Automation, analytics and visualisation will be important to extract insight from complexity.
So too will be intelligent information networking to push actionable insights out to those who need and can use these to deliver better services, cut cost, avoid provision gaps and improve outcomes as a result.
3. New ways of working
In any front line service provision role, home-based mobile working is becoming operationally necessary.
Policies, management culture and technology must support this trend.
Much has been made of BYOD in 2013, but this is just one element.

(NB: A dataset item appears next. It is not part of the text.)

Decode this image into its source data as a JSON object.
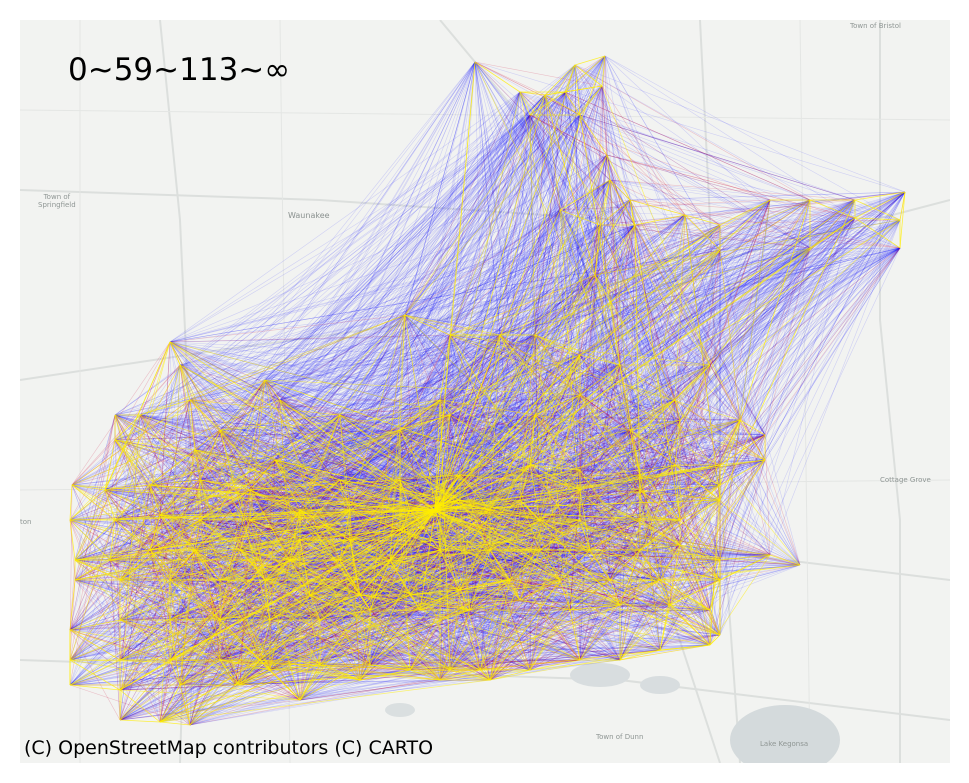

Personal devices have an important role in the flexible workstyle mix, but not for accessing sensitive or personal data, given the risk of loss or compromise.
Managed devices are often more appropriate, particularly where PSN access is needed.
There’s plenty of good advice on agile working and effective collaboration already available to learn from.
Other critical bits of the mobility jigsaw to develop in 2014 are identity federation, authentication, building and network sharing and the ability to exploit a spectrum of connections from cellular to wifi to fixed, with the appropriate level of security and performance.
4. Market development
For PSN to work we need users connected, suppliers with the right capabilities to power public services and an effective marketplace to bring them all together.
With PSN transition maturing in 2014, a large base of connected users will be in place, so to deliver sustainable cost savings above the network layer, we need the landscape of PSN services to become richer and broader.
The development of an open and effective marketplace will take another step forwards with new procurement frameworks for telecoms services.
Coupled with the ongoing growth of G-Cloud, these will provide an accessible route for innovative PSN compliant services to be bought and sold.
We’ve yet to see the shape and terms of new framework procurements, the extent to which they’ll be adopted and the commercial merits of each, but those suppliers of all sizes committed the new government ICT marketplace will be clearly visible through the breadth and depth of their accreditation, compliance and framework presence.